How to have leadership impact with less misery

by | Mar 20, 2013

We often hear from leaders and management of industry, natural resource management and similar bodies that the job can be a thankless one. You sometimes hear it too from their partners at home who are even more candid. The issues are tough, expectations high, hours long and the critics prolific. It is passion to make a difference that keeps them involved.

Here, I will share two ideas based on observation and experience as to how you can re-position to have more impact with less misery.

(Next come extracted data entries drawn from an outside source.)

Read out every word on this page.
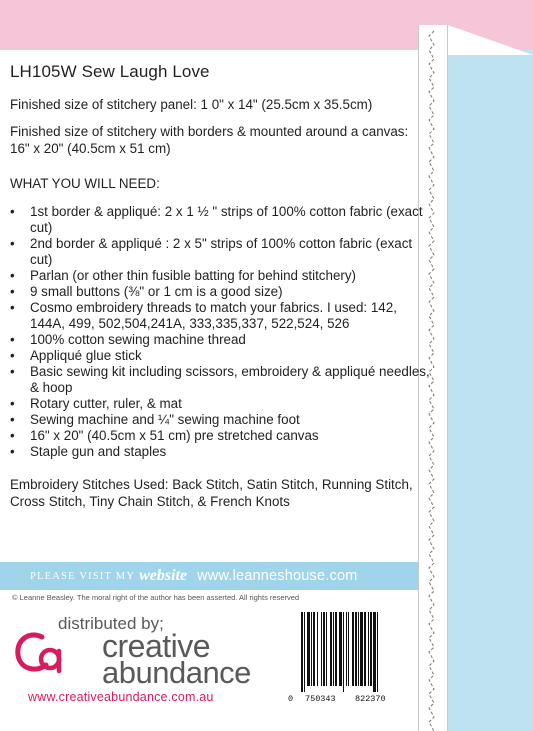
LH105W Sew Laugh Love
Finished size of stitchery panel: 1 0" x 14" (25.5cm x 35.5cm)
Finished size of stitchery with borders & mounted around a canvas: 16" x 20" (40.5cm x 51 cm)
WHAT YOU WILL NEED:
• 1st border & appliqué: 2 x 1 ½ " strips of 100% cotton fabric (exact cut)
• 2nd border & appliqué : 2 x 5" strips of 100% cotton fabric (exact cut)
• Parlan (or other thin fusible batting for behind stitchery)
• 9 small buttons (⅜" or 1 cm is a good size)
• Cosmo embroidery threads to match your fabrics. I used: 142, 144A, 499, 502,504,241A, 333,335,337, 522,524, 526
• 100% cotton sewing machine thread
• Appliqué glue stick
• Basic sewing kit including scissors, embroidery & appliqué needles, & hoop
• Rotary cutter, ruler, & mat
• Sewing machine and ¼" sewing machine foot
• 16" x 20" (40.5cm x 51 cm) pre stretched canvas
• Staple gun and staples
Embroidery Stitches Used: Back Stitch, Satin Stitch, Running Stitch, Cross Stitch, Tiny Chain Stitch, & French Knots
PLEASE VISIT MY website www.leanneshouse.com
© Leanne Beasley. The moral right of the author has been asserted. All rights reserved
distributed by;
creative
abundance
www.creativeabundance.com.au	0 750343 822370
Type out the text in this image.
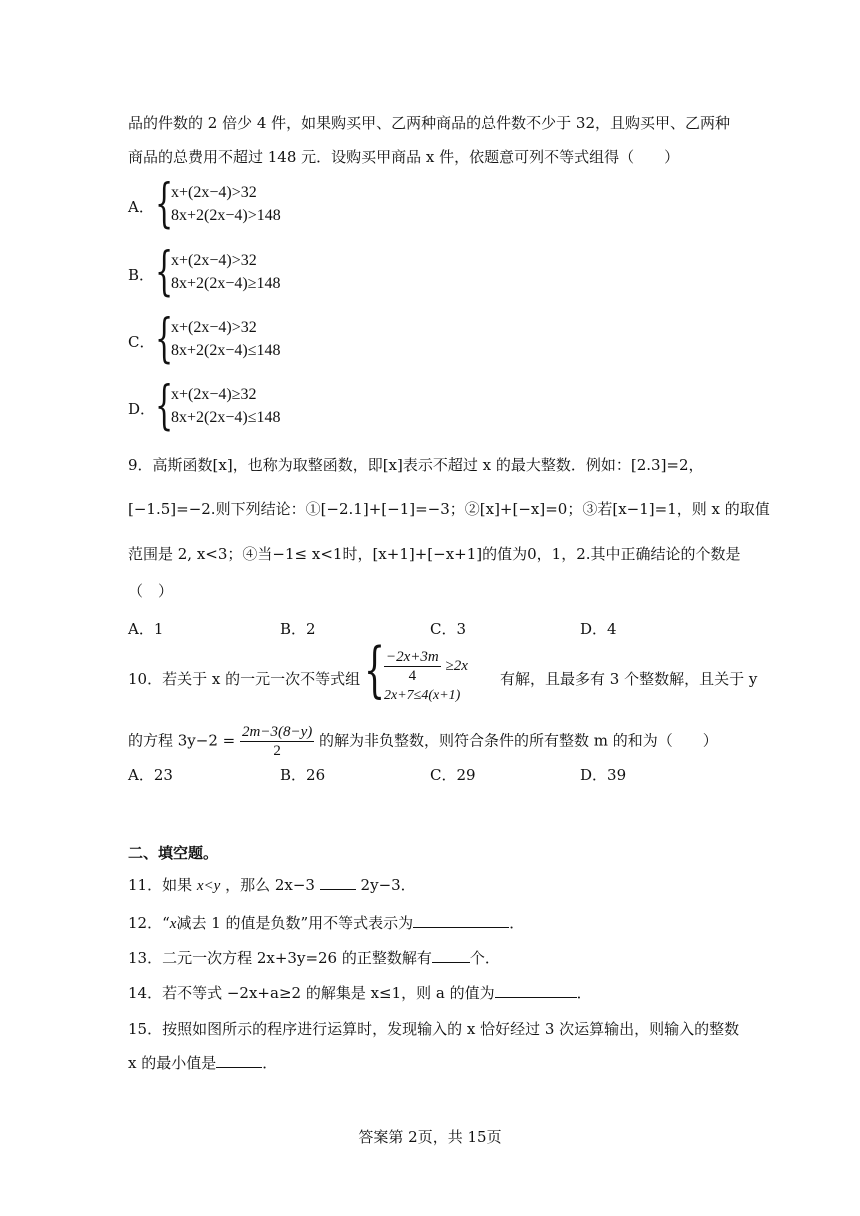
品的件数的 2 倍少 4 件，如果购买甲、乙两种商品的总件数不少于 32，且购买甲、乙两种
商品的总费用不超过 148 元．设购买甲商品 x 件，依题意可列不等式组得（　　）
A． {
x+(2x−4)>32
8x+2(2x−4)>148
B． {
x+(2x−4)>32
8x+2(2x−4)≥148
C． {
x+(2x−4)>32
8x+2(2x−4)≤148
D． {
x+(2x−4)≥32
8x+2(2x−4)≤148
9．高斯函数[x]，也称为取整函数，即[x]表示不超过 x 的最大整数．例如：[2.3]=2，
[−1.5]=−2.则下列结论：①[−2.1]+[−1]=−3；②[x]+[−x]=0；③若[x−1]=1，则 x 的取值
范围是 2, x<3；④当−1≤ x<1时，[x+1]+[−x+1]的值为0，1，2.其中正确结论的个数是
（　）
A．1	B．2	C．3	D．4
10．若关于 x 的一元一次不等式组 {
$\frac{-2x+3m}{4} \ge 2x$
2x+7≤4(x+1)
有解，且最多有 3 个整数解，且关于 y
的方程 $3y-2 = \frac{2m-3(8-y)}{2}$ 的解为非负整数，则符合条件的所有整数 m 的和为（　　）
A．23	B．26	C．29	D．39
二、填空题。
11．如果 x<y ，那么 2x−3	2y−3．
12．“x减去 1 的值是负数”用不等式表示为	．
13．二元一次方程 2x+3y=26 的正整数解有	个．
14．若不等式 −2x+a≥2 的解集是 x≤1，则 a 的值为	．
15．按照如图所示的程序进行运算时，发现输入的 x 恰好经过 3 次运算输出，则输入的整数
x 的最小值是	．
答案第 2页，共 15页
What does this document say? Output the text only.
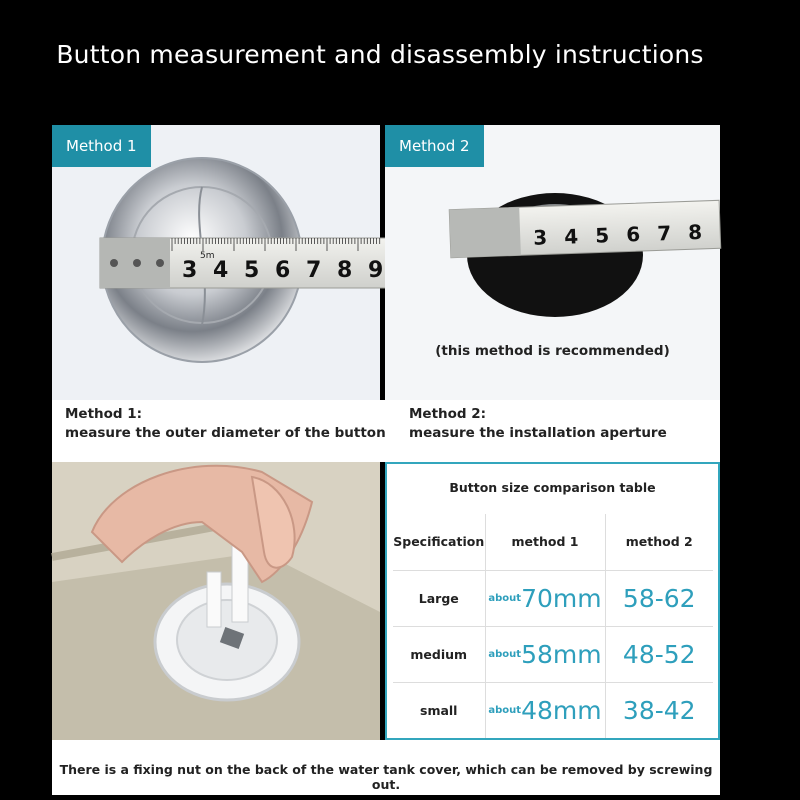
Button measurement and disassembly instructions
5m
3 4 5 6 7 8 9
Method 1
3 4 5 6 7 8
Method 2
(this method is recommended)
Method 1:
measure the outer diameter of the button
Method 2:
measure the installation aperture
Button size comparison table
Specification	method 1	method 2
Large	$^{about}$70mm	58-62
medium	$^{about}$58mm	48-52
small	$^{about}$48mm	38-42
There is a fixing nut on the back of the water tank cover, which can be removed by screwing out.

Firstly, stop trying to please everybody. It’s like an unwritten ground rule that these organisations attempt to solve every stakeholder’s burning issue. It’s a recipe for disaster and, deep down, members and stakeholders know that it’s not possible anyway. They know from personal experience that breaking through on an important issue takes focused effort over time. And even then, timing is everything.

Yet people like it when you accept that their issue is your focus – and it is good to be liked. This is how a culture of appeasement creeps in.

Here is the key insight – the more you seek to appease people, they more will demand of you and your organisation and the less they are likely to trust you. Instead, the pathway to being valued involves becoming effective as an organisation so that you can build respect. Note the order?

It may seem counterintuitive, but becoming a highly effective industry or environmental body involves risking unpopularity with some. It helps if you remember that a small portion of any population exists to criticise and will thrive on negativity (look no further than the internet trolls).

Thus, the mindset to adopt is that there will always be critics if you take no action or if you take any action. Such a mindset opens the door for leading an agenda you strongly believe will make a meaningful difference for key stakeholders. By placing emphasis on doing the right things, you choose effectiveness over popularity and leadership over being reactive.

All this involves setting priorities, making informed decisions and communicating ten times more than you thought necessary. And yes, there will be critics, but in a climate of constant uncertainty and disruption, informed stakeholders are more likely to value and engage with organisations that focus efforts on selected outcomes instead of diluting efforts in search of popularity.

This brings me to the second point. Stop doing stuff. The usual pattern when plans and targets are changed is for the new imperatives to be added and all the old ones remain. It is a particular curse for staff in government, but people in most organisations have suffered the ‘adding on’ of work without any ‘subtraction’. All too often, even herculean productivity gains can’t fill that gap.

The consequence is that the organisation can’t deliver external outcomes because it is spread thinly internally. Thus, stakeholder expectations rise while staff motivation falls until it reaches a tipping point – usually in the form of leadership changes and/or a forced restructure.

In summary, the ultimate source of much of the misery of hard working and passionate leaders and management is that their organisation tries too hard to appease stakeholders.

Avoiding misery and maximising impact means choosing to focus on selected priorities where your organisation is uniquely positioned to add value for its key stakeholders. And then stop doing all the other stuff. If you keep doing this and embed it in the organisations’ culture, over time, you will be positioned to get more results, be more valued and have more quality time at home.